Y ahora estoy a punto de actuar, no de la forma en que se podría creer, sino, literalmente, actuar.
Hace un par de meses hice una apuesta en el club con los chicos de recursos humanos. Son así, siempre haciendo apuestas sobre cualquier tontería con tal de divertirse. Entonces me vi tentada por la propuesta y los quinientos dólares que había en juego.
Nunca debí atreverme a competir con la capacidad de Micaela para tragar tequilas. Perdí miserablemente y a punto estuve de caer en un coma etílico.
¿Y los quinientos dólares? No los tenía, así que tuve que echar mano del famoso seguro de apuestas que a mis compañeros tanto les encantaba, porque ante todo, era una mujer de palabra.
¿Y de qué se trataba? Todo aquel que no pagara una apuesta debía participar en alguno de los shows que se presentaban en el club. Era un circo para los demás, asistían todos y las anécdotas se contaban por semanas y semanas sin dejarle al perdedor ningún chance para olvidar.
Lo hice. Por supuesto, en un día de poca clientela. Nati, Rebeca y yo, hicimos table dance y, al final, no fui la burla de nadie, gracias a mi año completo en la academia de pole dance.
¿Qué pasó después, además de que todos me mostraran su admiración? Que Pierre, el francés que regenta el Paradis y que es el mismísimo dueño, entró a mi oficina, sudando como un cerdo, y me hizo una propuesta que jamás olvidaría.
Tener mi propio show una vez a la semana.
Casi escupo el corazón por la boca, pero el hombre se apresuró a informarme sobre las ganancias que obtendría en caso de aceptar. Y después, a explicarme el tipo de espectáculo que daría. Hombre sabio.
Me dijo que estaba interesado en que pusiera todas mis aptitudes en el pole dance, que no usaría vestuario que me resultara incómodo y que, en mi caso, prefería el arte que podría ofrecer, en lugar del morbo, aunque sí exigía que fuera lo más sensual posible.
Debo admitir que, después de que mencionara que podría ganarme un salario extra con las mismas cifras que el que ya tenía, mi mente se llenó de imágenes de mi cuerpo moviéndose en el tubo.

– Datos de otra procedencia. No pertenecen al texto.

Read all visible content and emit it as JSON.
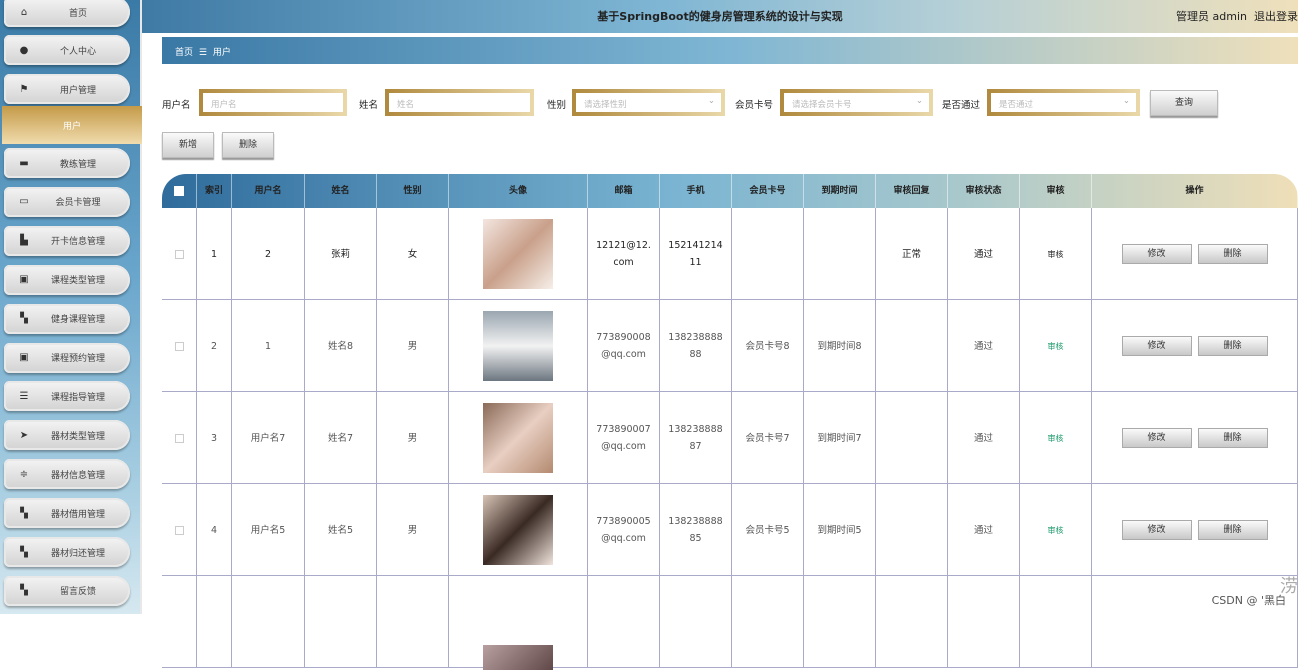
{
  "header": {
    "title": "基于SpringBoot的健身房管理系统的设计与实现",
    "user": "管理员 admin",
    "logout": "退出登录"
  },
  "sidebar": {
    "items": [
      {
        "label": "首页",
        "icon": "home-icon",
        "glyph": "⌂"
      },
      {
        "label": "个人中心",
        "icon": "user-icon",
        "glyph": "●"
      },
      {
        "label": "用户管理",
        "icon": "flag-icon",
        "glyph": "⚑"
      },
      {
        "label": "用户",
        "icon": "",
        "glyph": "",
        "active": true
      },
      {
        "label": "教练管理",
        "icon": "monitor-icon",
        "glyph": "▬"
      },
      {
        "label": "会员卡管理",
        "icon": "card-icon",
        "glyph": "▭"
      },
      {
        "label": "开卡信息管理",
        "icon": "thumb-icon",
        "glyph": "▙"
      },
      {
        "label": "课程类型管理",
        "icon": "clipboard-check-icon",
        "glyph": "▣"
      },
      {
        "label": "健身课程管理",
        "icon": "grid-icon",
        "glyph": "▚"
      },
      {
        "label": "课程预约管理",
        "icon": "clipboard-x-icon",
        "glyph": "▣"
      },
      {
        "label": "课程指导管理",
        "icon": "list-icon",
        "glyph": "☰"
      },
      {
        "label": "器材类型管理",
        "icon": "send-icon",
        "glyph": "➤"
      },
      {
        "label": "器材信息管理",
        "icon": "sliders-icon",
        "glyph": "≑"
      },
      {
        "label": "器材借用管理",
        "icon": "grid-icon",
        "glyph": "▚"
      },
      {
        "label": "器材归还管理",
        "icon": "grid-icon",
        "glyph": "▚"
      },
      {
        "label": "留言反馈",
        "icon": "grid-icon",
        "glyph": "▚"
      }
    ]
  },
  "breadcrumb": {
    "home": "首页",
    "sep": "☰",
    "current": "用户"
  },
  "filters": {
    "username": {
      "label": "用户名",
      "placeholder": "用户名"
    },
    "name": {
      "label": "姓名",
      "placeholder": "姓名"
    },
    "gender": {
      "label": "性别",
      "placeholder": "请选择性别"
    },
    "card": {
      "label": "会员卡号",
      "placeholder": "请选择会员卡号"
    },
    "passed": {
      "label": "是否通过",
      "placeholder": "是否通过"
    },
    "search": "查询"
  },
  "actions": {
    "add": "新增",
    "delete": "删除"
  },
  "table": {
    "columns": [
      "索引",
      "用户名",
      "姓名",
      "性别",
      "头像",
      "邮箱",
      "手机",
      "会员卡号",
      "到期时间",
      "审核回复",
      "审核状态",
      "审核",
      "操作"
    ],
    "edit": "修改",
    "delete": "删除",
    "rows": [
      {
        "index": "1",
        "username": "2",
        "name": "张莉",
        "gender": "女",
        "email": "12121@12.com",
        "phone": "15214121411",
        "card": "",
        "expire": "",
        "reply": "正常",
        "status": "通过",
        "audit": "审核"
      },
      {
        "index": "2",
        "username": "1",
        "name": "姓名8",
        "gender": "男",
        "email": "773890008@qq.com",
        "phone": "13823888888",
        "card": "会员卡号8",
        "expire": "到期时间8",
        "reply": "",
        "status": "通过",
        "audit": "审核"
      },
      {
        "index": "3",
        "username": "用户名7",
        "name": "姓名7",
        "gender": "男",
        "email": "773890007@qq.com",
        "phone": "13823888887",
        "card": "会员卡号7",
        "expire": "到期时间7",
        "reply": "",
        "status": "通过",
        "audit": "审核"
      },
      {
        "index": "4",
        "username": "用户名5",
        "name": "姓名5",
        "gender": "男",
        "email": "773890005@qq.com",
        "phone": "13823888885",
        "card": "会员卡号5",
        "expire": "到期时间5",
        "reply": "",
        "status": "通过",
        "audit": "审核"
      }
    ]
  },
  "watermark": "CSDN @ '黑白"
}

Casi no escuché lo demás, pero le dije que lo pensaría. Sin embargo, el siguiente día estaba reuniéndome con el coreógrafo después de mi jornada laboral.
Ahí estuvieron mis amigos, Nati, Lucas y Dakota, apoyándome todo el mes de prácticas para afinar mi show por completo. Corrigieron cada pose junto al coreógrafo, me enseñaron a ver a mi público imaginario, y también a poner un alto a los posibles clientes que pretendieran propasarse.
Siempre serían los pilares de mi vida, y más ahora, ante la expectativa de cualquier otro color que pudiese pintar mi futuro.
Mis manos sudaban por los nervios y no era posible si quería sujetarme bien al tubo. Me limpié un poco en las cortinas de la puerta de salida y me obligué a dejar los nervios atrás.
Llevaba unos tacones enormes, de esos con glitter, y que hacían ver mis piernas más largas de lo que ya son. Permití un conjunto n***o de una sola pieza, como esos trajes de baño que los une una tira de tela en el abdomen. Todo repleto de glitter y con la espalda transparente. Una coleta en el pelo y con la cara muy bien maquillada.
Me paré en las sombras, justo sobre la pequeña equis que había en el suelo, el reflector se encendió, respiré profundo, la música estalló, empecé a bailar y mi mirada fue atraída como un imán hasta unos ojos que me veían.
Un escalofrío me recorrió, porque de inmediato nadie más existía en todo el lugar. Solo estaba ese hombre que me miraba desde la mesa más exclusiva del área, y yo, que no me detuve e hice mía la barra.
Era un hombre color granate, de esos que hacen que las bragas de todas se mojen, pero tan importante y altivo que no le importa un pepino. Su cara era la de un ángel del sexo y su postura en la butaca, la del demonio de los excesos. Tan imponente que todo se difuminaba en su entorno, tan atractivo que mis ojos apenas pudieron apartar la mirada.
Lo desnudé en mi mente, como una harpía necesitada, y descubrí que era un dios, que era Adonis, que vino desde el Olimpo, a buscar a su Afrodita.
Yo quería ser Afrodita, entonces me volví sensual como nunca antes, y bailé para él.